When my school enforced the formal rule that students could not have their phones at school, they wanted to control what we could and could not do within the confines of the school grounds.
They did not want us to use media during school hours because they feared it would distract us from school work (Obringer and Coffey, 2007).
When my mother says ‘no phones at dinner’ she is controlling what we can and cannot look at or think about while at the dinner table.
At that time we are banned from extending ourselves through our media spheres to other people or information. At that time and place, we are limited to that physical place.
To use media in today’s society is to use freedom.
Media allows us to extends beyond ourselves; to be further than the confines of that time or place of physical space.
This is why parents, teachers, and politicians desire to implement rules and regulations on media use.
They wish to control us.
They fear what we can do online, because they cannot know what it is.
Sometimes that is not a bad thing; such as having a conversation with my family every night.
But when people who do not understand the awesome potential of media use attempts to limit it; such as geoblockers that limit what content Australians are allowed to use, it simply limits us as a nation and as individuals.

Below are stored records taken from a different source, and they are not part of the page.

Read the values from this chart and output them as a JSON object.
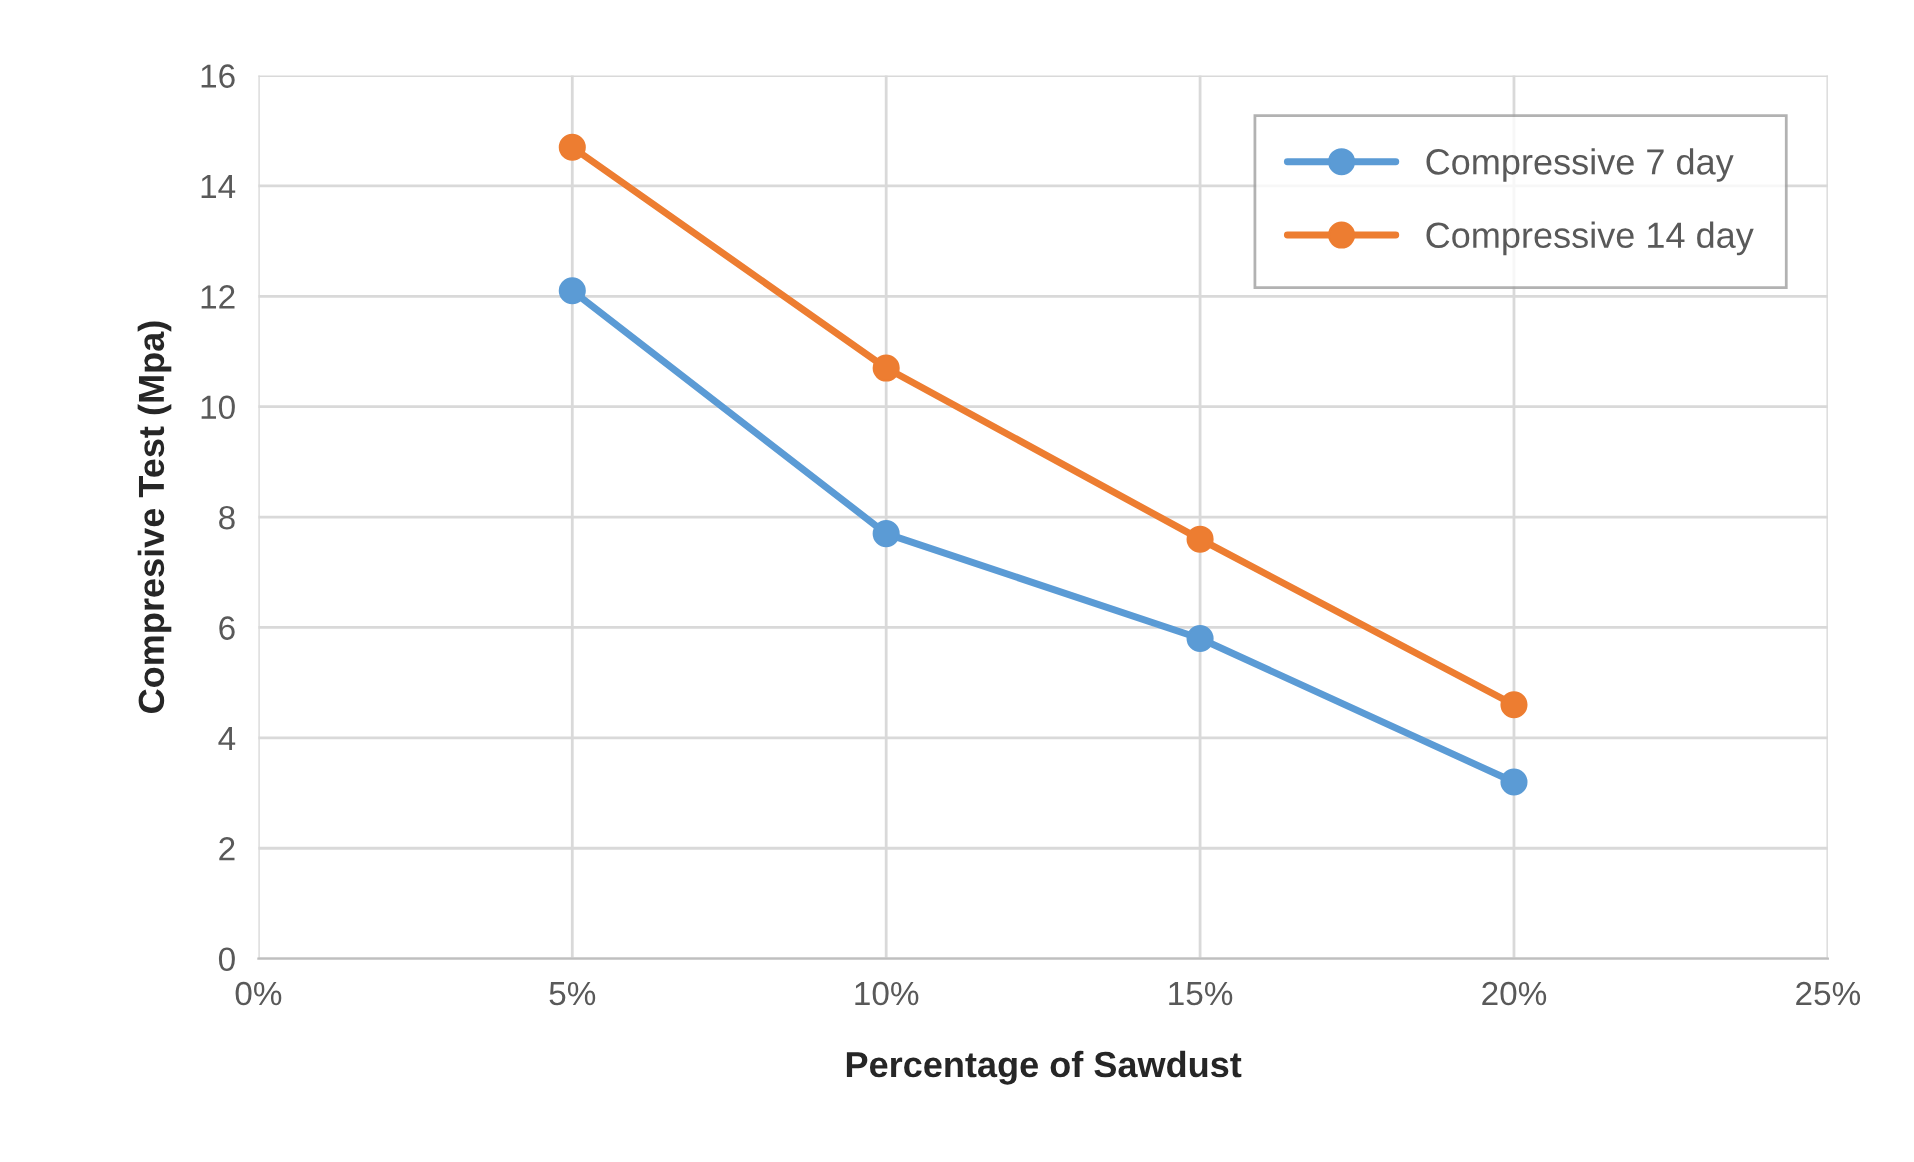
{
  "chart_data": {
    "type": "line",
    "xlabel": "Percentage of Sawdust",
    "ylabel": "Compresive Test (Mpa)",
    "x": [
      5,
      10,
      15,
      20
    ],
    "series": [
      {
        "name": "Compressive 7 day",
        "color": "#5b9bd5",
        "values": [
          12.1,
          7.7,
          5.8,
          3.2
        ]
      },
      {
        "name": "Compressive 14 day",
        "color": "#ed7d31",
        "values": [
          14.7,
          10.7,
          7.6,
          4.6
        ]
      }
    ],
    "xlim": [
      0,
      25
    ],
    "xticks": [
      {
        "value": 0,
        "label": "0%"
      },
      {
        "value": 5,
        "label": "5%"
      },
      {
        "value": 10,
        "label": "10%"
      },
      {
        "value": 15,
        "label": "15%"
      },
      {
        "value": 20,
        "label": "20%"
      },
      {
        "value": 25,
        "label": "25%"
      }
    ],
    "ylim": [
      0,
      16
    ],
    "yticks": [
      0,
      2,
      4,
      6,
      8,
      10,
      12,
      14,
      16
    ],
    "grid": true,
    "legend": "top right",
    "marker": "circle",
    "line_style": "solid"
  }
}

Chen, Y. and Katz, J. (2009). Extending family to school life: College students’ use of the mobile phone. International Journal of Human-Computer Studies, 67(2), pp.179-191.
Obringer, S. and Coffey, K. (2007). Cell Phones in American High Schools: A National Survey. JOTS, 33(1).
Sarles, R. (2008). Family Dinner Meal Frequency and Adolescent Development: Relationships with Developmental Assets and High-Risk Behaviors. Yearbook of Psychiatry and Applied Mental Health, 2008, p.30.
Sen, B. (2010). The relationship between frequency of family dinner and adolescent problem behaviors after adjusting for other family characteristics. Journal of Adolescence, 33(1), pp.187-196.
Vandewater, E. (2005). “No–You Can’t Watch That”: Parental Rules and Young Children’s Media Use. American Behavioral Scientist, 48(5), pp.608-623.
Videon, T. and Manning, C. (2003). Influences on adolescent eating patterns: the importance of family meals. Journal of Adolescent Health, 32(5), pp.365-373.